“Why don’t you sit down? Do you want me to call someone?” His words faded into the background and blurred with a single thought. She had to fight. Brodie and her friends were right. She’d spent so long convincing herself that her ending was inevitable and been so determined to maintain some control over it, she’d convinced herself this was what she wanted.
But she was wrong.
She wanted to live.
“Soph? What do I do? What the fuck can I do? Help!” He cried out.
She could hear him, but his voice echoed as though they were underwater. The pressure in her back felt like a damn just burst open behind her and she was drowning.
“Brodie,” she tried her best to call for him, but nothing much escaped her lips.
“Shit, Sophia. I’m not good with this type of thing. Hold on. I’ll get help.”
He ran to the door and called out for help, but there was no one around. That was the beauty of Lani Bay. The houses were far enough apart that each home felt like a little safe haven of its own.
Fumbling with his phone, he called an ambulance and placed the phone on the ground next to Sophia.
She could hear the emergency worker conversing with Austin about her, but she didn’t bother to try to talk or open her eyes. Her body felt heavy and cumbersome around her bones, and she decided her fate was sealed. It was her own fault for giving up so easily on a life that she never knew how much she needed to live until the opportunity was taken away.
“Brodie,” she whispered, but no one seemed to hear her.
Brodie’s head felt thick and full, yet empty all at the same time. The nausea had passed and now he was able to see where he was; he wondered when he became such a jerk. Did it gradually creep up on him, or was it an overnight thing?
“How’re you feeling now you’ve got some water inside you?” The guy in the boater hat asked. Brodie recognized the cafe from this morning and took in the man’s wedding ring again, wondering if his wife would wonder why he was home so late.
“Thanks so much for looking out for me. I really appreciate that. I think I was mugged.” Brodie fumbled at his pockets and came up with nothing. Coming to his senses, he realised that his watch was missing, too.
“I gotta get out of here. My wife will be worrying about me and believe me, I’m the last thing she should be worrying about.”

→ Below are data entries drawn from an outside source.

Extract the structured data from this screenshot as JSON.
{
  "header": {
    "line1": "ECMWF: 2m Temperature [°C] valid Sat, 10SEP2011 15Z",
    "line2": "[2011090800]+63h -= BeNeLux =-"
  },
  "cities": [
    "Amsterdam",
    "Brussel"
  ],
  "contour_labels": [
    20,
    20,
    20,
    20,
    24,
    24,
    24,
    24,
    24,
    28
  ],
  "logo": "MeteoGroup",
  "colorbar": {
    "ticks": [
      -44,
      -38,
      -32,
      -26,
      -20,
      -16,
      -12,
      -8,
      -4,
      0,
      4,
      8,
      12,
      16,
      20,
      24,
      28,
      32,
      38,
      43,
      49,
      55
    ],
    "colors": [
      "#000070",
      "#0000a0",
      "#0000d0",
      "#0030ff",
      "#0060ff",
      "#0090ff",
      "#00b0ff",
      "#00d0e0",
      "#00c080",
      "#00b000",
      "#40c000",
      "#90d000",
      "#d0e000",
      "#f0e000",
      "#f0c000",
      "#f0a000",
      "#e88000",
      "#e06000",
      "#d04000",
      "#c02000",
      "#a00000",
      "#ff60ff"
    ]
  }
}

“How about you drink some more of that water? Your business partner should be here soon.”
“My business partner?”
“Yes. Emmet, isn’t it? Sounds like a good guy if he’s willing to drive all the way here from Lani Bay this late at night.”
“You spoke to Emmet?” Brodie had no clue what was going on. The last few hours were like a jigsaw puzzle and he was frantically trying to connect the pieces. Emmet had only started helping out in the last few weeks. It made sense for the two of them to team up, but they had only had the idea when Brodie was cracking under the pressure of working as well as taking care of Sophia. It seemed strange hearing him referred to as his business partner as they’d never put a title on it or had any formal conversations around the ins and outs of their new arrangement.

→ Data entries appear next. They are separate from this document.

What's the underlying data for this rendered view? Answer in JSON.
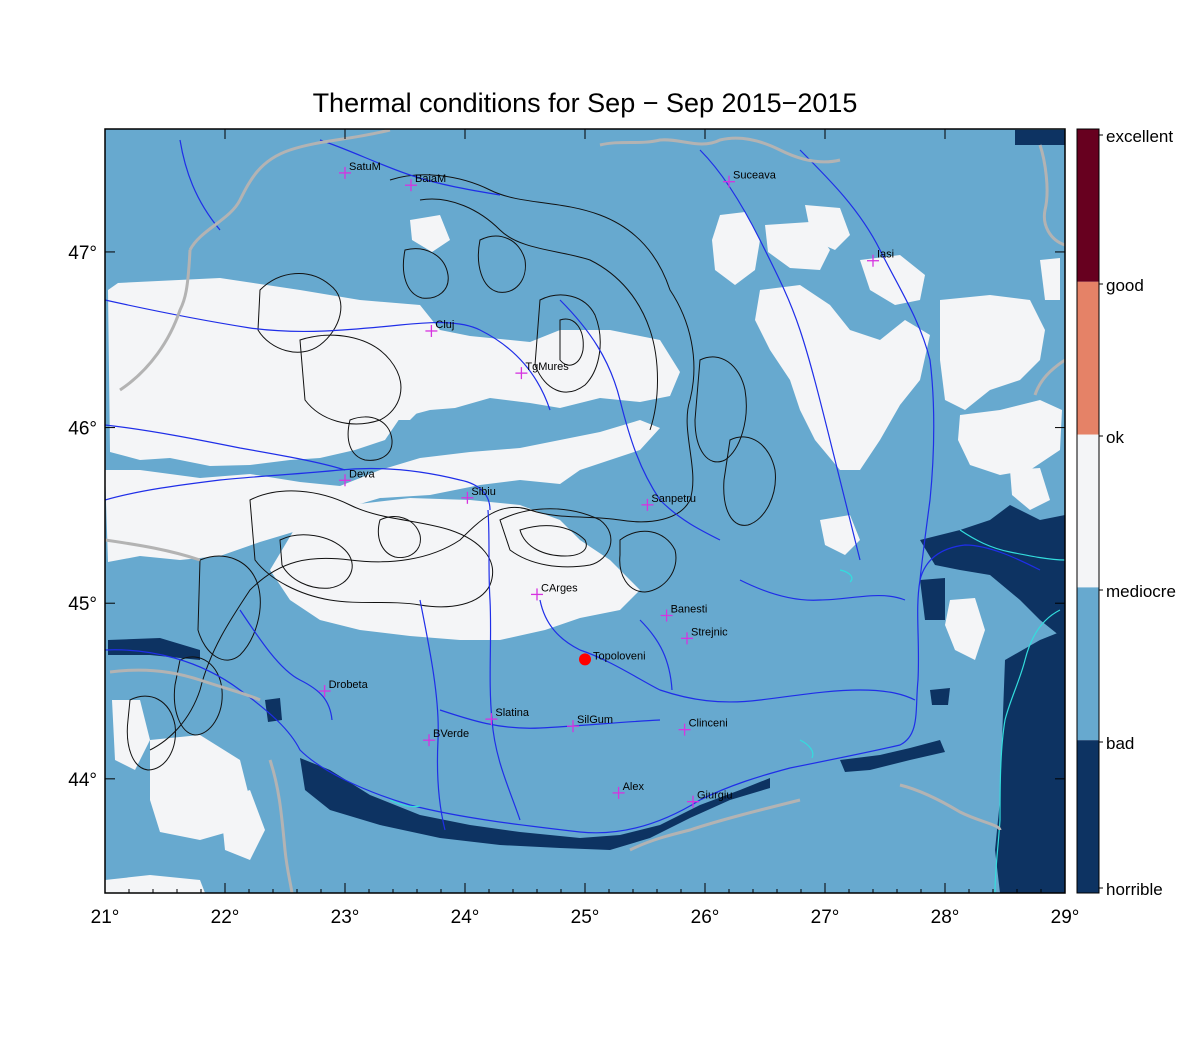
{
  "title": "Thermal conditions for Sep − Sep  2015−2015",
  "axes": {
    "lon_ticks": [
      "21°",
      "22°",
      "23°",
      "24°",
      "25°",
      "26°",
      "27°",
      "28°",
      "29°"
    ],
    "lat_ticks": [
      "47°",
      "46°",
      "45°",
      "44°"
    ],
    "lon_range": [
      21,
      29
    ],
    "lat_range": [
      43.35,
      47.7
    ]
  },
  "legend": {
    "classes": [
      {
        "label": "excellent",
        "color": "#67001f"
      },
      {
        "label": "good",
        "color": "#e58267"
      },
      {
        "label": "ok",
        "color": "#f7f7f7"
      },
      {
        "label": "mediocre",
        "color": "#67a9cf"
      },
      {
        "label": "bad",
        "color": "#0d3362"
      },
      {
        "label": "horrible",
        "color": ""
      }
    ]
  },
  "colors": {
    "bad": "#67a9cf",
    "ok": "#f4f5f7",
    "horrible": "#0d3362",
    "river": "#1f2ee8",
    "border": "#b3b3b3",
    "contour": "#111111",
    "coast": "#33dddd",
    "station": "#d633e0",
    "highlight": "#ff0000"
  },
  "stations": [
    {
      "name": "SatuM",
      "lon": 23.0,
      "lat": 47.45
    },
    {
      "name": "BaiaM",
      "lon": 23.55,
      "lat": 47.38
    },
    {
      "name": "Suceava",
      "lon": 26.2,
      "lat": 47.4
    },
    {
      "name": "Iasi",
      "lon": 27.4,
      "lat": 46.95
    },
    {
      "name": "Cluj",
      "lon": 23.72,
      "lat": 46.55
    },
    {
      "name": "TgMures",
      "lon": 24.47,
      "lat": 46.31
    },
    {
      "name": "Deva",
      "lon": 23.0,
      "lat": 45.7
    },
    {
      "name": "Sibiu",
      "lon": 24.02,
      "lat": 45.6
    },
    {
      "name": "Sanpetru",
      "lon": 25.52,
      "lat": 45.56
    },
    {
      "name": "CArges",
      "lon": 24.6,
      "lat": 45.05
    },
    {
      "name": "Banesti",
      "lon": 25.68,
      "lat": 44.93
    },
    {
      "name": "Strejnic",
      "lon": 25.85,
      "lat": 44.8
    },
    {
      "name": "Drobeta",
      "lon": 22.83,
      "lat": 44.5
    },
    {
      "name": "BVerde",
      "lon": 23.7,
      "lat": 44.22
    },
    {
      "name": "Slatina",
      "lon": 24.22,
      "lat": 44.34
    },
    {
      "name": "SilGum",
      "lon": 24.9,
      "lat": 44.3
    },
    {
      "name": "Clinceni",
      "lon": 25.83,
      "lat": 44.28
    },
    {
      "name": "Alex",
      "lon": 25.28,
      "lat": 43.92
    },
    {
      "name": "Giurgiu",
      "lon": 25.9,
      "lat": 43.87
    }
  ],
  "highlight": {
    "name": "Topoloveni",
    "lon": 25.0,
    "lat": 44.68
  }
}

“I just called the number on your card. You looked as though you needed to head home.”
“I forgot I gave you that. That’s my brother-in-law. Believe it or not, sometimes I do sensible shit like putting my phone on divert when I’m out of town.”
“Don’t beat yourself up. I’m sure you’re going to be just fine and whatever’s meant to be will be.”
“Thanks. Sorry, again. Do you need me to get out of here so you can get home to your other half?”
“You’re fine,” the man winked at him, but then looked away quickly enough to let Brodie know he wasn’t comfortable talking about his wife. Brodie nodded. He knew that feeling all too well.
“No, I’ve taken up enough of your time. I can wait outside.”
“Your brother could be ages, yet. I only called him a couple of hours ago.”
“Then let me help you. There must be something that needs doing before you open in the morning?”
“Finish that drink first, then you need something to eat to soak up the alcohol. I’ll fix you up a bacon toastie. That’ll do the trick.”
“Is everyone this decent around here?” Brodie decided he already knew the answer to that, given he’d just been robbed. But, like all small towns, one had to take the rough with the smooth. He got lucky when he stumbled into this dude’s cafe doorway. He dreaded thinking about what might have happened to him if he had winded up elsewhere.